La riqueza da a las personas una cierta seguridad, les permite disponer de su vida, no depender totalmente de los otros, organizar su esfera de vida, ocuparse de las cosas que los hacen felices, realizar grandes tareas o grandes metas. En este sentido, los bienes son necesarios para una existencia justa. Jesús no cuestiona el buen uso. Pero afirma que las riquezas llevan a los hombres a sentirse alejados de Dios y del prójimo, a pensar que están asegurados contra la miseria, la vejez y la muerte. Para muchas personas, el éxito material es el símbolo de la bendición de Dios. Piensan que han cumplido bien su papel en la vida cuando ganan riqueza y consideración. Y que Dios no espere más de ellos. Ahora bien, también para ellos el mandamiento principal es el último criterio que les permitirá juzgar su vida.
Por eso la riqueza debe ser un medio de acción para todos: un medio para comprometerse con los demás. Ayudando a los desesperados y compartiendo con generosidad, llegaremos a ser verdaderamente ricos: ricos a los ojos de Dios.
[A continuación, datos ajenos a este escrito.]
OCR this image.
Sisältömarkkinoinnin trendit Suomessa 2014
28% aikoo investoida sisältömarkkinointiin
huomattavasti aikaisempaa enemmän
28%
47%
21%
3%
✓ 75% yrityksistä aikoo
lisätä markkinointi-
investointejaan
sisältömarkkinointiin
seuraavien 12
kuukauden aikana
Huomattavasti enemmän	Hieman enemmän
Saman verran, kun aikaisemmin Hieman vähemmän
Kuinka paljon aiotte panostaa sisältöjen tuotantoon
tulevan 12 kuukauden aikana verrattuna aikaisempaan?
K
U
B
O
En aquel tiempo, dijo uno de entre la gente a Jesús: «Maestro, dile a mi hermano que reparta conmigo la herencia». Él le dijo: «Hombre, ¿quién me ha constituido juez o árbitro entre vosotros?». Y les dijo: «Mirad: guardaos de toda clase de codicia. Pues, aunque uno ande sobrado, su vida no depende de sus bienes». Y les propuso una parábola: «Las tierras de un hombre rico produjeron una gran cosecha. Y empezó a echar cálculos, diciéndose: “¿Qué haré? No tengo donde almacenar la cosecha”. Y se dijo: “Haré lo siguiente: derribaré los graneros y construiré otros más grandes, y almacenaré allí todo el trigo y mis bienes. Y entonces me diré a mí mismo: alma mía, tienes bienes almacenados para muchos años; descansa, come, bebe, banquetea alegremente”. Pero Dios le dijo: “Necio, esta noche te van a reclamar el alma, y ¿de quién será lo que has preparado?”. Así será el que atesora para sí y no es rico ante Dios».